Uitspraak 202200231/1/R3


Volledige tekst

202200231/1/R3.
Datum uitspraak: 24 mei 2023

AFDELING
BESTUURSRECHTSPRAAK

Uitspraak op het hoger beroep van:

het college van burgemeester en wethouders van Rotterdam,
appellant,

tegen de uitspraak van de rechtbank Rotterdam van 26 november 2021 in zaak nr. 20/1499, in het geding tussen:

[appellant A] en [appellant B], beiden wonend te Rotterdam

en

het college

Procesverloop

Bij besluit van 17 juni 2019 heeft het college geweigerd om een omgevingsvergunning te verlenen aan [appellant A] en [appellant B] voor een tuinhuis op het perceel [locatie] in Rotterdam.

Bij besluit van 18 november 2019 (hierna: het wijzigingsbesluit) heeft het college het besluit van 17 juni 2019 gewijzigd.

Bij besluit van 11 februari 2020 heeft het college het door [appellant A] en [appellant B] tegen de besluiten gemaakte bezwaar niet-ontvankelijk verklaard.

Bij uitspraak van 26 november 2021 heeft de rechtbank het door [appellant A] en [appellant B] daartegen ingestelde beroep gegrond verklaard, het besluit van 11 februari 2020 vernietigd en het wijzigingsbesluit herroepen.
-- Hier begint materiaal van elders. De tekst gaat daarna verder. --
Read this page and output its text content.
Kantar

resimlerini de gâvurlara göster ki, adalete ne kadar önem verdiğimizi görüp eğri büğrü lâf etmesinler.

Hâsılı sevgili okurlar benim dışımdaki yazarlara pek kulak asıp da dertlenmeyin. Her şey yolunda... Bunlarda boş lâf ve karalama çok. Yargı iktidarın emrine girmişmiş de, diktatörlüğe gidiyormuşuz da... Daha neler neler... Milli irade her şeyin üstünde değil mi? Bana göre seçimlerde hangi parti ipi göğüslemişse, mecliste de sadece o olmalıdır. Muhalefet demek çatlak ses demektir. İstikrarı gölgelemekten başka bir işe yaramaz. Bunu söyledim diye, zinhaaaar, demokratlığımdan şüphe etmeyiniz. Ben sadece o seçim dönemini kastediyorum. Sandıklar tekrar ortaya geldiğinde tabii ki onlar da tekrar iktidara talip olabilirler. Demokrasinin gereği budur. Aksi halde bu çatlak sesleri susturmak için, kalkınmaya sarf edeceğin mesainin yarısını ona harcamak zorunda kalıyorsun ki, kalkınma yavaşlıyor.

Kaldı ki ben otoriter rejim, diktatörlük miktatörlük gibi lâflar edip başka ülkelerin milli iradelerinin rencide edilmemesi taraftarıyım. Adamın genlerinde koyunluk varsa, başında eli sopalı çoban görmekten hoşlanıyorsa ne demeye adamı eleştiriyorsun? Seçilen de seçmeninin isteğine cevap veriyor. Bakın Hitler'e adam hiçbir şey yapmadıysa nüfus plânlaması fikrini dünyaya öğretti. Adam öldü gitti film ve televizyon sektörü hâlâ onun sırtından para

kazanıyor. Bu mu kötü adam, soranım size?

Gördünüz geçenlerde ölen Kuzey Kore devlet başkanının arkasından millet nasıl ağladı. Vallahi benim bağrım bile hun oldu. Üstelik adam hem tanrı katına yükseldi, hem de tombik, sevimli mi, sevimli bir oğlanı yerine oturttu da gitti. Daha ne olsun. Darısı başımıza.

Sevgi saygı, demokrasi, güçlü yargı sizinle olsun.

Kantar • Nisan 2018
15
De rechtbank heeft verder bepaald dat haar uitspraak in de plaats treedt van het vernietigde besluit en het college opgedragen om, met inachtneming van de uitspraak, een nieuw besluit op het bezwaar van [appellant A] en [appellant B] te nemen. Deze uitspraak is aangehecht.

Tegen deze uitspraak heeft het college hoger beroep ingesteld.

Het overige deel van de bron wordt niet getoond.